Rapid Effects of precursors on the phase, magnetic and photocatalytic properties of nano Fe2O3 synthesized by low temperature calcination

By calcining ferric acetylacetonate (Fe(ACAC)(3)), Fe(NO3)(3.9)H2O and FeCl3.6H2O in air at 300 degrees C for 5 h, maghemite (gamma-Fe2O3) nanoparticles, hematite (alpha-Fe2O3) nanoparticles and alpha-Fe2O3 nanoflakes were synthesized, respectively. The gamma-Fe2O3 nanoparticles demonstrated far stronger magnetism (remanent magnetization (Mr) = 9.9 emu/g) than alpha-Fe2O3 nanoparticles (Mr = 0.06 emu/g) and nanoflakes (Mr = 0.13 emu/g) at room tem-perature. For photocatalytic reduction of aqueous Cr(VI) in the presence of visible-light and citric acid, the performance of different Fe2O3 samples was found to be in the order of alpha-Fe2O3 from FeCl3.6H2O > gamma-Fe2O3 from Fe(ACAC)(3) > hydrothermally synthesized alpha-Fe2O3 nanorods > alpha-Fe2O3 from Fe(NO3)(3.9)H2O > hydrothermally synthesized alpha-Fe2O3 nanoparticles.

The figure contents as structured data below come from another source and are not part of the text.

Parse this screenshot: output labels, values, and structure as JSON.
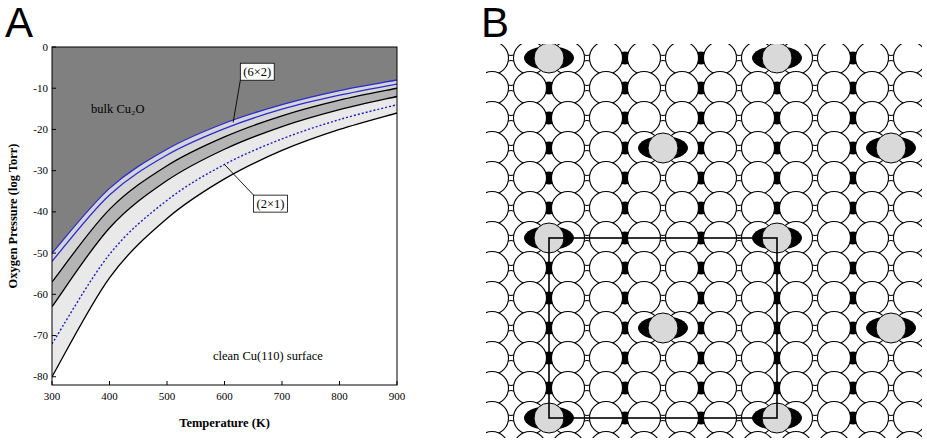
{
  "chart_data": {
    "type": "line",
    "panel_label": "A",
    "xlabel": "Temperature (K)",
    "ylabel": "Oxygen Pressure (log Torr)",
    "x": [
      300,
      400,
      500,
      600,
      700,
      800,
      900
    ],
    "xlim": [
      300,
      900
    ],
    "xticks": [
      300,
      400,
      500,
      600,
      700,
      800,
      900
    ],
    "ylim": [
      -82,
      0
    ],
    "yticks": [
      -80,
      -70,
      -60,
      -50,
      -40,
      -30,
      -20,
      -10,
      0
    ],
    "grid": false,
    "series": [
      {
        "type": "area",
        "color": "#e9e9e9",
        "values": [
          -80,
          -56,
          -41.6,
          -32,
          -25.1,
          -20,
          -16
        ]
      },
      {
        "type": "area",
        "color": "#b4b4b4",
        "values": [
          -63,
          -43.9,
          -32.4,
          -24.8,
          -19.3,
          -15.2,
          -12
        ]
      },
      {
        "type": "area",
        "color": "#d6d6d6",
        "values": [
          -57,
          -39.4,
          -28.8,
          -21.8,
          -16.7,
          -12.9,
          -10
        ]
      },
      {
        "type": "area",
        "color": "#808080",
        "values": [
          -50,
          -34.3,
          -24.8,
          -18.5,
          -14,
          -10.6,
          -8
        ]
      },
      {
        "type": "line",
        "color": "#000000",
        "line_style": "solid",
        "values": [
          -80,
          -56,
          -41.6,
          -32,
          -25.1,
          -20,
          -16
        ]
      },
      {
        "type": "line",
        "color": "#1f1fbf",
        "line_style": "dotted",
        "values": [
          -72,
          -50.3,
          -37.2,
          -28.5,
          -22.3,
          -17.6,
          -14
        ]
      },
      {
        "type": "line",
        "color": "#000000",
        "line_style": "solid",
        "values": [
          -63,
          -43.9,
          -32.4,
          -24.8,
          -19.3,
          -15.2,
          -12
        ]
      },
      {
        "type": "line",
        "color": "#000000",
        "line_style": "solid",
        "values": [
          -57,
          -39.4,
          -28.8,
          -21.8,
          -16.7,
          -12.9,
          -10
        ]
      },
      {
        "type": "line",
        "color": "#2b2bd0",
        "line_style": "solid",
        "values": [
          -52,
          -35.9,
          -26.2,
          -19.8,
          -15.1,
          -11.7,
          -9
        ]
      },
      {
        "type": "line",
        "color": "#2b2bd0",
        "line_style": "solid",
        "values": [
          -50,
          -34.3,
          -24.8,
          -18.5,
          -14,
          -10.6,
          -8
        ]
      }
    ],
    "annotations": [
      {
        "text": "bulk Cu₂O",
        "x": 368,
        "y": -15
      },
      {
        "text": "(6×2)",
        "x": 657,
        "y": -6,
        "arrow_x": 615,
        "arrow_y": -18.3
      },
      {
        "text": "(2×1)",
        "x": 680,
        "y": -38,
        "arrow_x": 600,
        "arrow_y": -28.5
      },
      {
        "text": "clean Cu(110) surface",
        "x": 580,
        "y": -75
      }
    ]
  },
  "diagram": {
    "panel_label": "B"
  }
}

This work reveals the decisive role of precursors in the phase, magnetic and photocatalytic properties of low temperature calcination-synthesized Fe2O3. The phase-tunable synthesis of nano Fe2O3 by low temperature calcination of easily available precursors is simple, cost-effective and practical for large scale industrial production.

Automated summary

By calcining different precursors at low temperatures, Fe2O3 nanoparticles with tunable phase, magnetic and photocatalytic properties can be synthesized. Among the samples, gamma-Fe2O3 from Fe(ACAC)(3) demonstrated stronger magnetism and better photocatalytic performance.